Rentrée étudiante - campagne du Comité National contre le bizutage (CNCB 2019)

Rentrée étudiante - campagne du Comité National contre le bizutage (CNCB 2019)

En 2019, opération coup de poing pour dire stop au bizutage 

 

Depuis 1998 le bizutage est un délit puni par la loi. En 2019, 21 ans plus tard, le Comité National Contre le Bizutage continue à recevoir des témoignages de jeunes, victimes de bizutages. Il faut que cela cesse. Il ne faut plus se taire, la parole doit être libérée et le sujet porté sur la place publique. Le Comité national contre le bizutage lance une campagne visant à mobiliser et à engager les jeunes via les réseaux sociaux, Instagram, Facebook, Twitter. En utilisant leurs moyens de communication, le Comité National Contre le Bizutage incite les jeunes, mais aussi celles et ceux que le bizutage indigne, à graffer STOP sur leur poing tendu, à se photographier et à poster le selfie sur Instagram et/ou FB. Ce poing, largement partagé à la rentrée lors des journées d’intégration, permettra aux jeunes, nouveaux ou anciens, de manifester visiblement leur refus du bizutage. Ce poing leur permettra, tous ensemble, de faire corps pour qu’enfin disparaisse définitivement cette tradition barbare. 

Le bizutage est une atteinte à la dignité humaine.
Se taire, c’est accepter que le bizutage continue et fasse de nouvelles victimes.
Ne pas dénoncer un délit c’est en être complice Mettre en danger une victime est inacceptable. « La dignité humaine est inviolable, elle doit être respectée et protégée »

 

Le Comité National Contre le Bizutage rassemble des personnes physiques et morales : les 3 fédérations de parents d’élèves (APEL, FCPE, PEEP), le principal syndicat d’étudiants (FAGE) et des partenaires : CDEFI, CGE, CPU, UNEF, UNL, SGEN-CFDT, SNE SUP, SNPDEN, SUP RECHERCHE-UNSA, UNSA ÉDUCATION, MAE, MGEN, ADOSEN, LMDE.

 

La loi

Code pénal, partie législative, section 3 bis : Du bizutage

Article 225-16-1 du Code pénal, modifié par la loi 2017-86 Art. 177 du 27.01.2017, définissant le délit de bizutage est ainsi rédigé : "Hors les cas de violences, de menaces ou d'atteintes sexuelles, le fait pour une personne d'amener autrui, contre son gré ou non, à subir ou à commettre des actes humiliants ou dégradants ou à consommer de l'alcool de manière excessive lors de manifestations ou de réunions liées aux milieux scolaire, sportif et socio-éducatif est puni de 6 mois d'emprisonnement et de 7500€ d'amende".
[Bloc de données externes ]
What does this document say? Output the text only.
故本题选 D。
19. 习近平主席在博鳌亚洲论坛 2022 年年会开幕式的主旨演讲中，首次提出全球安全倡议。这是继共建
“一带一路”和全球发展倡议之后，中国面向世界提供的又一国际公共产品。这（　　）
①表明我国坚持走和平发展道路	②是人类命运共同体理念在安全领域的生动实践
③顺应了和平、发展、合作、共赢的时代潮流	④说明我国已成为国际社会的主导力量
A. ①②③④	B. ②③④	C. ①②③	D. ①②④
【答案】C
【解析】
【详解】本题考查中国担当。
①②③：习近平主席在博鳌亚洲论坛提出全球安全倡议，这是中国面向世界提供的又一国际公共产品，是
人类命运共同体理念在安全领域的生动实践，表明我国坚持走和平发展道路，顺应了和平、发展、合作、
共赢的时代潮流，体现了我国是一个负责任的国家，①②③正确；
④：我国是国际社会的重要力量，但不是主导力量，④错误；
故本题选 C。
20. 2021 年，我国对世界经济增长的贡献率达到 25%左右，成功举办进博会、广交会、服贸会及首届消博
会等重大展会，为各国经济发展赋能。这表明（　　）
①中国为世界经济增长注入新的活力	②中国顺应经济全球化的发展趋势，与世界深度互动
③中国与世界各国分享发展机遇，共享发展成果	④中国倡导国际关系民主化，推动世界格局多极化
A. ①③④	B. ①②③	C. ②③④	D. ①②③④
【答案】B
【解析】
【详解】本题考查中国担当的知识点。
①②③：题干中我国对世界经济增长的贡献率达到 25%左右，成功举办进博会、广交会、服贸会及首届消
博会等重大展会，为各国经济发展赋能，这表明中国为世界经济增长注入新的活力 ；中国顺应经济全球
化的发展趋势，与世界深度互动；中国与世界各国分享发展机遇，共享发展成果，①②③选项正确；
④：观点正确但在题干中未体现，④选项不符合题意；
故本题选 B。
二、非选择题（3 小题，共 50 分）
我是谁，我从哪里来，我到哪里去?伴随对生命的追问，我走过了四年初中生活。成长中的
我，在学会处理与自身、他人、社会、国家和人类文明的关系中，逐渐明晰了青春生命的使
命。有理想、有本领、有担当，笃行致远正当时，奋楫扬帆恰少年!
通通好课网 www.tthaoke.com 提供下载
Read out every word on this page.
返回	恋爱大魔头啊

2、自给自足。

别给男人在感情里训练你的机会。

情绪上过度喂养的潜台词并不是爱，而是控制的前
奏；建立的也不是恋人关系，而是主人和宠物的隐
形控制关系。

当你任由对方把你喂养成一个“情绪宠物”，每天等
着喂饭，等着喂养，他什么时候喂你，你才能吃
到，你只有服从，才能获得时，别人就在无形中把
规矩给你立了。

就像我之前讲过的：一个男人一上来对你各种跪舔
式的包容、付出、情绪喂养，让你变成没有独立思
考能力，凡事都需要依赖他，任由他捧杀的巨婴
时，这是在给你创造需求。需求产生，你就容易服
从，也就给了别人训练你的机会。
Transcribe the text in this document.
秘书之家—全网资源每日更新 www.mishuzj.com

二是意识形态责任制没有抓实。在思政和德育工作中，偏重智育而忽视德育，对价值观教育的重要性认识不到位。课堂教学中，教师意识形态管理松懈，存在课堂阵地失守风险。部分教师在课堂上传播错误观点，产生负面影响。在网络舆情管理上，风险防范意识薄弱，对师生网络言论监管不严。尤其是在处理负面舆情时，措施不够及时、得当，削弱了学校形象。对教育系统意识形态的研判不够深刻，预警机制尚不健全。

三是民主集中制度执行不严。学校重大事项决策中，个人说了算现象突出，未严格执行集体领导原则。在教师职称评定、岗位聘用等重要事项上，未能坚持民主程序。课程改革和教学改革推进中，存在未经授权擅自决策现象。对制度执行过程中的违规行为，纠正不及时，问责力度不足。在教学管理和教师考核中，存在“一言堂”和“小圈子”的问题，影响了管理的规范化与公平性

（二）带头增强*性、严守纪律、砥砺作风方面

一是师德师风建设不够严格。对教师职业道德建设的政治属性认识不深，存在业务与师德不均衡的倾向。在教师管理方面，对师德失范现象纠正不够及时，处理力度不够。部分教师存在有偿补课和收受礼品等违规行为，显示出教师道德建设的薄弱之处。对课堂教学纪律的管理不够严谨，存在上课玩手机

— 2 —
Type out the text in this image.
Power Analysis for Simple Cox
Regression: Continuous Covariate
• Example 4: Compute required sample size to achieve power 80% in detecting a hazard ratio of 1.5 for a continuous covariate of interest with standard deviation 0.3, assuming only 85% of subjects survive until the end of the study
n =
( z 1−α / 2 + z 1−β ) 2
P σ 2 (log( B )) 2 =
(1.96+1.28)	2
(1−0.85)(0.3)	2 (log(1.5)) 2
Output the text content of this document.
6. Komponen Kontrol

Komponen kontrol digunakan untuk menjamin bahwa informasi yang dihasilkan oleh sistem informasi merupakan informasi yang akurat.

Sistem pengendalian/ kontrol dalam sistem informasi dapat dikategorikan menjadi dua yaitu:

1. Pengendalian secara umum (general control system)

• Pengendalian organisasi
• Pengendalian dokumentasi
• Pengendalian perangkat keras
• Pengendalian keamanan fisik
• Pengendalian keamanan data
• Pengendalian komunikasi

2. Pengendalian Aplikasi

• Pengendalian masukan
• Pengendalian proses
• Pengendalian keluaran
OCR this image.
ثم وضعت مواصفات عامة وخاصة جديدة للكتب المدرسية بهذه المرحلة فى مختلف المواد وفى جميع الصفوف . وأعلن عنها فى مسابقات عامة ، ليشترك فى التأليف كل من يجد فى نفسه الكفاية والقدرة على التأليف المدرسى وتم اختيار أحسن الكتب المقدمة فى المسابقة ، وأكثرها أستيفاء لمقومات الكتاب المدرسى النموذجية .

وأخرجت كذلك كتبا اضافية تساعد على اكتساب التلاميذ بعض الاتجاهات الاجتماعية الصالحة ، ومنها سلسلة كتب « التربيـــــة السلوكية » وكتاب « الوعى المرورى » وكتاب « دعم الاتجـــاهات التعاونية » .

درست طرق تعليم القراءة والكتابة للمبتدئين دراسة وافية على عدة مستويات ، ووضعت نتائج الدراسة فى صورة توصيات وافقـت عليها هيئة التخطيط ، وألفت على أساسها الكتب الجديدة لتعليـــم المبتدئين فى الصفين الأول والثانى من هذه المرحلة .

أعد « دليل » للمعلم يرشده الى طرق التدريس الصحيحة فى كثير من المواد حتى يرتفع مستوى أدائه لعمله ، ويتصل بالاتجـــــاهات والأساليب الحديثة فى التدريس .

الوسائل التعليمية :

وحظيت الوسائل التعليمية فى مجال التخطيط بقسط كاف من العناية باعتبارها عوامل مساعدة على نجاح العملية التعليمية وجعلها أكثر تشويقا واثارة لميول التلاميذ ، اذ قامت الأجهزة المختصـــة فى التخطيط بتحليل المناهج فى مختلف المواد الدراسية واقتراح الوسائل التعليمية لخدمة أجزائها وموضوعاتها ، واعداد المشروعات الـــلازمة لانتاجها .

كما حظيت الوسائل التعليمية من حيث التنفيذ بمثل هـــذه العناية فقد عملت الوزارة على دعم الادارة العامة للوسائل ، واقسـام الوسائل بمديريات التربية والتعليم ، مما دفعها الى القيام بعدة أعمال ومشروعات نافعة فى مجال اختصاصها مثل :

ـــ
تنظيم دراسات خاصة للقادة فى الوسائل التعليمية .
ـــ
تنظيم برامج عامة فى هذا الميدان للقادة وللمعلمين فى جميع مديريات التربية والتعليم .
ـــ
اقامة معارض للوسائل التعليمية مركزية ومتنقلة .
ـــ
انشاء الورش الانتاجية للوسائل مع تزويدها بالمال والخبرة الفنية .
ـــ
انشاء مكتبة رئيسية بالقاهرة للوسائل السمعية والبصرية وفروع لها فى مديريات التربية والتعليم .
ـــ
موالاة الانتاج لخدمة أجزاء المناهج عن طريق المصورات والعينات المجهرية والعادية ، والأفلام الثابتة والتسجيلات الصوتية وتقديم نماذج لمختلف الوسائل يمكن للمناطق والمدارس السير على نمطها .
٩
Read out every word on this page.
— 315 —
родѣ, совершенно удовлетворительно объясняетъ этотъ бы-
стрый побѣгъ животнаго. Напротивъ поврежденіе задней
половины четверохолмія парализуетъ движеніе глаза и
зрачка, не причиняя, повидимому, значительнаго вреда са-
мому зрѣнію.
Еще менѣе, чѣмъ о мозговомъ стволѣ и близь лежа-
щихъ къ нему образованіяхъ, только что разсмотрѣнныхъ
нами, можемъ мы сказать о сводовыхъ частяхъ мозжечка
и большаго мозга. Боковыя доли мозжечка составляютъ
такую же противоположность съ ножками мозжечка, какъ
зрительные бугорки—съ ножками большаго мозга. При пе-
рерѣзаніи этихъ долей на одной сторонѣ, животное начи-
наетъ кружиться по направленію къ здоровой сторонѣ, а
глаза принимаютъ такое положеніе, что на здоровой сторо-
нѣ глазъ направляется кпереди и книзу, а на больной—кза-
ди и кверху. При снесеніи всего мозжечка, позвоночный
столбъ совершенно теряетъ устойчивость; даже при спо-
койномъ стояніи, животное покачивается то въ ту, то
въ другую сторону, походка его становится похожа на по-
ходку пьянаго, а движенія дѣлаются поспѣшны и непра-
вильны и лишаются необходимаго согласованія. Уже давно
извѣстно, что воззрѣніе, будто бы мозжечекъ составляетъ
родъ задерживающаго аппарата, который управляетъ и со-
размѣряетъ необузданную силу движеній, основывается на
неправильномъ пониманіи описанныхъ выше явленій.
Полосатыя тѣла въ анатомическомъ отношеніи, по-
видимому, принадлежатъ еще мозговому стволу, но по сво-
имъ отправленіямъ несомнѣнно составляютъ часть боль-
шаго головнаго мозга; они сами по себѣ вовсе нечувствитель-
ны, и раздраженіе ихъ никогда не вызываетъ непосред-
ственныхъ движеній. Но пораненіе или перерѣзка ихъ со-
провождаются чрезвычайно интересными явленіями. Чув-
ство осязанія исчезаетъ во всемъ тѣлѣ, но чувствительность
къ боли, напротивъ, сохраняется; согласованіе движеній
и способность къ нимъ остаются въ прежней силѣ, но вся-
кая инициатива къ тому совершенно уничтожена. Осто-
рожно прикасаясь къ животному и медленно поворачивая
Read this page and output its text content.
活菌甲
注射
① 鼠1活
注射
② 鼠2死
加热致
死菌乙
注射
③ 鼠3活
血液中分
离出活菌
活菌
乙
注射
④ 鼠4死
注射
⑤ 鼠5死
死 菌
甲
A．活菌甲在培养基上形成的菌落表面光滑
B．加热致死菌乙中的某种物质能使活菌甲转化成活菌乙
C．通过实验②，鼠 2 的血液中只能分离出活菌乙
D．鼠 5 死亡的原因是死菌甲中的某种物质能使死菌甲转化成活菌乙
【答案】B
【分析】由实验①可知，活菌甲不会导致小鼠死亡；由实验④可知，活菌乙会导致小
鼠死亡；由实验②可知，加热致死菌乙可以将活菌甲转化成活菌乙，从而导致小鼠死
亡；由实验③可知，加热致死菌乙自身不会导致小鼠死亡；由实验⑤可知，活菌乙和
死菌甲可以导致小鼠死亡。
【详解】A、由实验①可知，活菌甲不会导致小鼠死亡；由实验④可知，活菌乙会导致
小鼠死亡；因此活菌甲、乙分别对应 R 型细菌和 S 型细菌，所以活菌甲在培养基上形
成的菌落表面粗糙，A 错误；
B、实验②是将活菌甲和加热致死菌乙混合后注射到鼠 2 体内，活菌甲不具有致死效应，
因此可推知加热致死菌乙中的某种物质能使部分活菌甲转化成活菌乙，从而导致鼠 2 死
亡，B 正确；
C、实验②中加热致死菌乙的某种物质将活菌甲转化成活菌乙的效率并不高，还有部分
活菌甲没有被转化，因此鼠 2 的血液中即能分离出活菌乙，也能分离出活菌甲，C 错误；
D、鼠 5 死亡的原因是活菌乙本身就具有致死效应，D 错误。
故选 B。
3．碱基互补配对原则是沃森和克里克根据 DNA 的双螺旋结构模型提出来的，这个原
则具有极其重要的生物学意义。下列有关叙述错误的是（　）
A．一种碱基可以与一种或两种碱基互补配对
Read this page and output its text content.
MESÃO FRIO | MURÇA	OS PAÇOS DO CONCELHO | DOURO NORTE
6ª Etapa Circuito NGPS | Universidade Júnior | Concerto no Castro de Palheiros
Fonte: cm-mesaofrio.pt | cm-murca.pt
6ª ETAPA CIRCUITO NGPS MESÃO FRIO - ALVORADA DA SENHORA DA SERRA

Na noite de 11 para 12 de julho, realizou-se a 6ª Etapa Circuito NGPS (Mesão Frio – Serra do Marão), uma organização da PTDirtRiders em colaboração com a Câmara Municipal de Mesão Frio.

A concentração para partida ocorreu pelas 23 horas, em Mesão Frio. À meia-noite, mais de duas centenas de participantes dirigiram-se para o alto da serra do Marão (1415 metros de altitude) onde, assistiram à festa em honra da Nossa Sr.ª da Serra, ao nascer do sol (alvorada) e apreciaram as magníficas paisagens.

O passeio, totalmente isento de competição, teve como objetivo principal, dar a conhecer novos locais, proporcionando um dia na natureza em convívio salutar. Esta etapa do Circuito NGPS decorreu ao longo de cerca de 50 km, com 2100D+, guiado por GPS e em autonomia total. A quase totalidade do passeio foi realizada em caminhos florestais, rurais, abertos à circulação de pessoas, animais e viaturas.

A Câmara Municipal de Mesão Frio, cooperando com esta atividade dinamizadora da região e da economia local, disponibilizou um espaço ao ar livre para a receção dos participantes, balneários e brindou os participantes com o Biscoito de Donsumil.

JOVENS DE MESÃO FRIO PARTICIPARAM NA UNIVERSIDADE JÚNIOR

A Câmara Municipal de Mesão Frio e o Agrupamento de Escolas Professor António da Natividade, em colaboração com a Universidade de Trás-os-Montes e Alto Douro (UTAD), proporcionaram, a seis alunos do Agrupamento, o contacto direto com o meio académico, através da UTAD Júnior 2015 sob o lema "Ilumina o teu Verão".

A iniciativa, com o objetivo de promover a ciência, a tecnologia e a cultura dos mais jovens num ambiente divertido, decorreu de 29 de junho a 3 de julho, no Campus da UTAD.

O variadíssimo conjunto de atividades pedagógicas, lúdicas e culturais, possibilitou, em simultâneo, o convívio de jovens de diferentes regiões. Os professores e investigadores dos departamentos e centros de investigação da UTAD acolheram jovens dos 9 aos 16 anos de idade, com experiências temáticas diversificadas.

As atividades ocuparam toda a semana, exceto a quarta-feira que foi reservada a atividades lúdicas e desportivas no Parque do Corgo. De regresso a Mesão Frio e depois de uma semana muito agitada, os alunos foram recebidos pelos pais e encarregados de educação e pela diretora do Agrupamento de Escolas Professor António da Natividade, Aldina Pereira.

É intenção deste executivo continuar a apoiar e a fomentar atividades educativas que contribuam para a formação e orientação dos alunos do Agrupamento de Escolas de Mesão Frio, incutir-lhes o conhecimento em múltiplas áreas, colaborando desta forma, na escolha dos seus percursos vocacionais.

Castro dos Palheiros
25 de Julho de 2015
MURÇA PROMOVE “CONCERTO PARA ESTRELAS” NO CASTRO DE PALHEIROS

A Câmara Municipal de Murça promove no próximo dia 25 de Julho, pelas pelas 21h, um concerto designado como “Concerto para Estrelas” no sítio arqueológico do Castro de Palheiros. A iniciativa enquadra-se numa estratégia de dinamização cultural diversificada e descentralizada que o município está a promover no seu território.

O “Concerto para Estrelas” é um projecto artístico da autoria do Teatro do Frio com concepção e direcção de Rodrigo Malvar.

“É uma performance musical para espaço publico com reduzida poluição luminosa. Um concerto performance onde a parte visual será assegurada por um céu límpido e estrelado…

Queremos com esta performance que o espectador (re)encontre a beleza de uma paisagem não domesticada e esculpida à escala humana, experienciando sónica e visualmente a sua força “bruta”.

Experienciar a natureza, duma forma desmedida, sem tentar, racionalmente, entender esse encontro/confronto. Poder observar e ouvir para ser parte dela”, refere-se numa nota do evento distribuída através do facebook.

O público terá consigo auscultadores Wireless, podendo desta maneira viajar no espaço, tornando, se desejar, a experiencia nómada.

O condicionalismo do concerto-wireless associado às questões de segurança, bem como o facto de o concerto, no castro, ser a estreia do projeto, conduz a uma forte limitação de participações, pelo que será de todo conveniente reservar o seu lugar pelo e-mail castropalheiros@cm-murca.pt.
Article 225-16-2 L'infraction définie à l'article 225-16-1 est punie d'un an d'emprisonnement et de 15000 euros d'amende lorsqu'elle est commise sur une personne dont la particulière vulnérabilité, due à son âge, à une maladie, à une infirmité, à une déficience physique ou psychique ou à un état de grossesse, est apparente ou connue de son auteur.

Article 225-16-3 Les personnes morales peuvent être déclarées responsables pénalement, dans les conditions prévues par l'article 121-2, des infractions commises lors de manifestations ou de réunions liées aux milieux scolaire et socio-éducatif prévues par les articles 225-16-1 et 225-16-2. Les peines encourues par les personnes morales sont : 1- L'amende, suivant les modalités prévues par l'article 131-38 2 - Les peines mentionnées aux 4º et 9º de l'article 131-39. « Toutefois, l’association ne sera recevable dans son action que si elle justifie avoir reçu l’accord de la victime ou, si celle-ci est un mineur ou un majeur protégé, celui de son représentant légal. »

Article 225-1-2 Créé par la LOI n°2017-86 du 27 janvier 2017 - art. 177 Constitue une discrimination toute distinction opérée entre les personnes parce qu'elles ont subi ou refusé de subir des faits de bizutage définis à l'article 225-16-1 ou témoigné de tels faits.

 

Le bizutage est interdit, la loi doit être appliquée.